Again, “it depends.” Dips that severe are usually nulls, and nulls don’t respond to equalization. It’s a waste of power and headroom trying to equalize an area that doesn’t result in an improvement. Severe dips or troughs in response should be addressed by re-locating the sub, if that’s an option.

However, if you’re talking about boosting to deal with the droop in response at the low end that your graphs shows, the “can the sub /amp take it” mentioned previously comes into play.

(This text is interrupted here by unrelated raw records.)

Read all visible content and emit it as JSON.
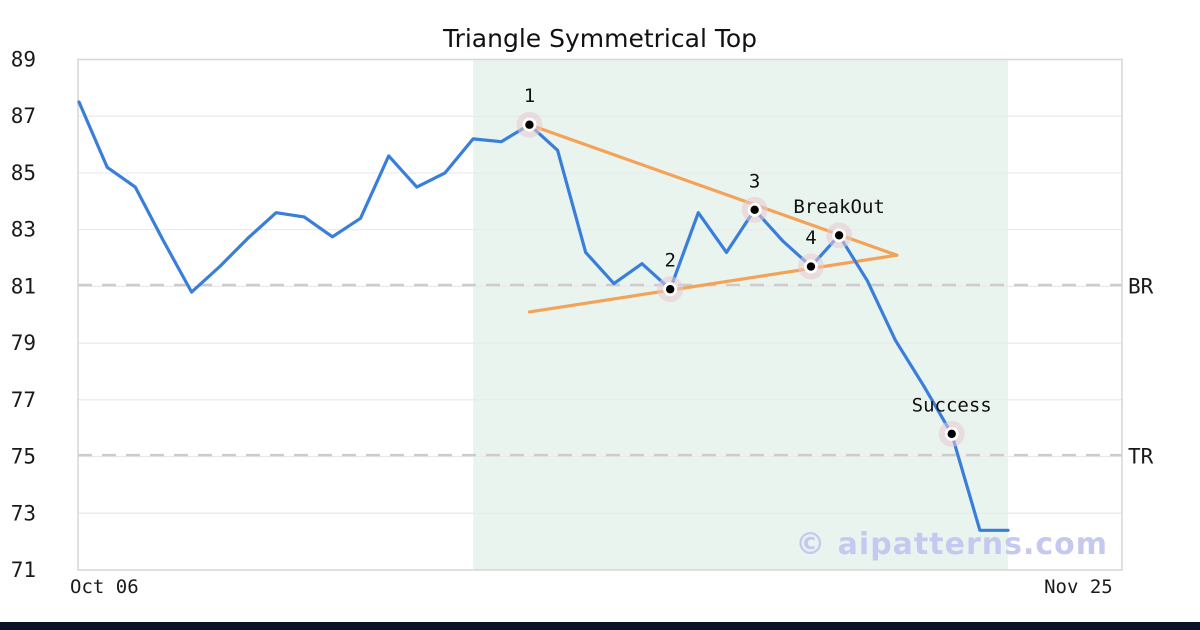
{
  "watermark": "© aipatterns.com",
  "colors": {
    "price_line": "#3a7edb",
    "trendline": "#f4a258",
    "pattern_region": "#eaf4ef",
    "marker_halo": "#e8c9d2",
    "grid": "#e9e9e9",
    "level_dash": "#cccccc",
    "border": "#d8d8d8",
    "text": "#1a1a1a",
    "watermark_color": "#c5c9f0",
    "bottom_bar": "#0c1226"
  },
  "chart_data": {
    "type": "line",
    "title": "Triangle Symmetrical Top",
    "ylim": [
      71,
      89
    ],
    "y_ticks": [
      89,
      87,
      85,
      83,
      81,
      79,
      77,
      75,
      73,
      71
    ],
    "x_ticks": [
      {
        "label": "Oct 06",
        "i": 0.9
      },
      {
        "label": "Nov 25",
        "i": 35.5
      }
    ],
    "grid": true,
    "series": {
      "name": "price",
      "values": [
        87.5,
        85.2,
        84.5,
        82.6,
        80.8,
        81.7,
        82.7,
        83.6,
        83.45,
        82.75,
        83.4,
        85.6,
        84.5,
        85.0,
        86.2,
        86.1,
        86.7,
        85.8,
        82.2,
        81.1,
        81.8,
        80.9,
        83.6,
        82.2,
        83.7,
        82.6,
        81.7,
        82.8,
        81.2,
        79.1,
        77.5,
        75.8,
        72.4,
        72.4
      ]
    },
    "pattern_points": [
      {
        "label": "1",
        "i": 16,
        "value": 86.7
      },
      {
        "label": "2",
        "i": 21,
        "value": 80.9
      },
      {
        "label": "3",
        "i": 24,
        "value": 83.7
      },
      {
        "label": "4",
        "i": 26,
        "value": 81.7
      },
      {
        "label": "BreakOut",
        "i": 27,
        "value": 82.8
      },
      {
        "label": "Success",
        "i": 31,
        "value": 75.8
      }
    ],
    "trendlines": [
      {
        "name": "upper",
        "i1": 16,
        "v1": 86.7,
        "i2": 29.05,
        "v2": 82.1
      },
      {
        "name": "lower",
        "i1": 16,
        "v1": 80.1,
        "i2": 29.05,
        "v2": 82.1
      }
    ],
    "pattern_region": {
      "from_i": 14,
      "to_i": 33
    },
    "levels": [
      {
        "label": "BR",
        "value": 81
      },
      {
        "label": "TR",
        "value": 75
      }
    ]
  }
}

I Googled you sub and it looks like it should have no problem getting response out to 20 Hz or lower. The EP2500 has high pass filters that will roll out the low end, so make sure those are turned off.

Regards,
Wayne


----------



## Evolvo (Mar 6, 2009)

If you use a radio shack meter with a .cal file loaded into the mic/meter preferences do you still need to calibrate the microphone on the main rew page.


----------



## Wayne A. Pflughaupt (Apr 13, 2006)

The SPL meter calibration file is only needed if you’re going to use it to take the measurements. If you’re going to use a separate mic for the measurements, a calibration file for that mic is what’s needed instead. :T

Regards,
Wayne


----------



## JohnM (Apr 11, 2006)

You do still need to calibrate the REW SPL meter reading though, so that REW can show the graphs at the correct SPL levels.


----------



## Evolvo (Mar 6, 2009)

Ok I have some measurements and was wondering how do they look. I have a pic of how the curve looked before equing and one of how it looked after a 6db equed house curve was applied. I notice I have a 6db dip between 58 and 64db will this have much of an effect. Also overall does it look like the filters did a good job.


----------



## Evolvo (Mar 6, 2009)

Here they go, let me know what you think.


----------



## JohnM (Apr 11, 2006)

That looks good, I wouldn't worry about the little wiggle around 60Hz.


----------